Weilham war offensichtlich noch immer nicht bereit oder einfach nicht in der Lage, hierauf eine verwertbare Antwort zu geben. Nach einiger Bedenkzeit formulierte er es so: „Mit Safety Objects gibt es seit einiger Zeit Schwierigkeiten. Herr Abtowiz hat viele Kontakte nach Osteuropa und damit gedroht, dass wir dort kein Fuß auf den Boden bekommen. Deshalb wollten wir alle unsere Aktivitäten so geheim wie möglich halten. Das mussten wir auch, weil bei diesem Deal die Lemberger das ausdrücklich von uns verlangt haben. Wir sind dem nachgekommen, aber Abtowiz hat irgendwoher erfahren, dass wir in der Ukraine aktiv sind.“

„Moment mal: In der angespannten Situation waren Sie friedlich am Freitagabend mit ihm zum Essen? Das passt doch nicht zusammen.
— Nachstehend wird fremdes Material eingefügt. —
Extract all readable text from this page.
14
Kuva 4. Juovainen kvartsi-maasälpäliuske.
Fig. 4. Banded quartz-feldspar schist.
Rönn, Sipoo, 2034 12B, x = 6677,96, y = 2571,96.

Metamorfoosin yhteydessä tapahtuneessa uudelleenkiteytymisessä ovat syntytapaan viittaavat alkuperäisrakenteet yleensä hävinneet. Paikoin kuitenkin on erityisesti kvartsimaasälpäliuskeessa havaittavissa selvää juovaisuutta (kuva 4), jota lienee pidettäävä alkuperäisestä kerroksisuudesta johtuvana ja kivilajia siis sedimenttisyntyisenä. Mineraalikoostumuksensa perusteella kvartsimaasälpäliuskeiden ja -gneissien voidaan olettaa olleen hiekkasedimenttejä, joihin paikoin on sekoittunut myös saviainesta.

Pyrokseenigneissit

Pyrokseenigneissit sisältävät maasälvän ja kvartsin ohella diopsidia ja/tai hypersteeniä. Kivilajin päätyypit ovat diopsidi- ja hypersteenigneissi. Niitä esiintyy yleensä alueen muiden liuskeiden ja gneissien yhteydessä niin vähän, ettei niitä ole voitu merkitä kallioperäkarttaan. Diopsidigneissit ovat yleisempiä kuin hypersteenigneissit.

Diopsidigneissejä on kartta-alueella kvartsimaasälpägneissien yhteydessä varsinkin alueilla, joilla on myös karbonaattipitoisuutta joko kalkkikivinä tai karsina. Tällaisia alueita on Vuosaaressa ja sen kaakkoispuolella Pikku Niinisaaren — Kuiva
Was für Schwierigkeiten waren das?“

Remsen grübelte nach einer eigenen Erklärung, fand aber keine geeignete. Mal sehen, was Weilham liefern kann. „Er bat sogar darum; die Initiative ging von ihm aus. Als Geschäftsmann sollte niemand die Türen jemals komplett zuschlagen; meistens gibt es immer einen Weg zur Zusammenarbeit, auch wenn es manchmal schwierig ist. Aber dann drehte sich das Gespräch immer mehr um Osteuropa, den vielen Chancen und so. Ich hatte das Gefühl, dass er mich nur aushorchte. Ich fand das nicht gut und erklärte ihm das auch. Nach einem Telefonat hat er mich sitzengelassen und ist einfach gegangen.“

„Um ihn einen Tag später zusammenzuschlagen?“

„Abtowiz ist für CodeWriter ein Alptraum.“

„Glauben Sie, dass er etwas mit dem Mord an Ihrem Sohn zu tun hat? Aber bitte keine Ausflüchte Herr Weilham. Wir bekommen das sowieso raus.“

„Das kann niemand wissen. Aber da Sie mich fragen: Ja, ich traue dem das zu.“ Er schaute kurz auf seine Uhr: „War es das jetzt?“ Bei Weilham war jetzt nicht nur die Geduld, sondern auch die Kraft für weitere Fragen zu Ende. Er hoffte wohl, dass er nach Haus kann.

Remsen überlegte, ob er ihn jetzt mit dem Anschlag auf sein Haus konfrontieren sollte. Er schien abzuwägen, was mehr bringen würde: Ihm das jetzt zu sagen oder es darauf ankommen lassen, bis er zu Hause sieht, was passiert ist. Und ihm war noch immer nicht klar, um welche Schwierigkeiten es sich zwischen CodeWriter und Safety Objects handelte.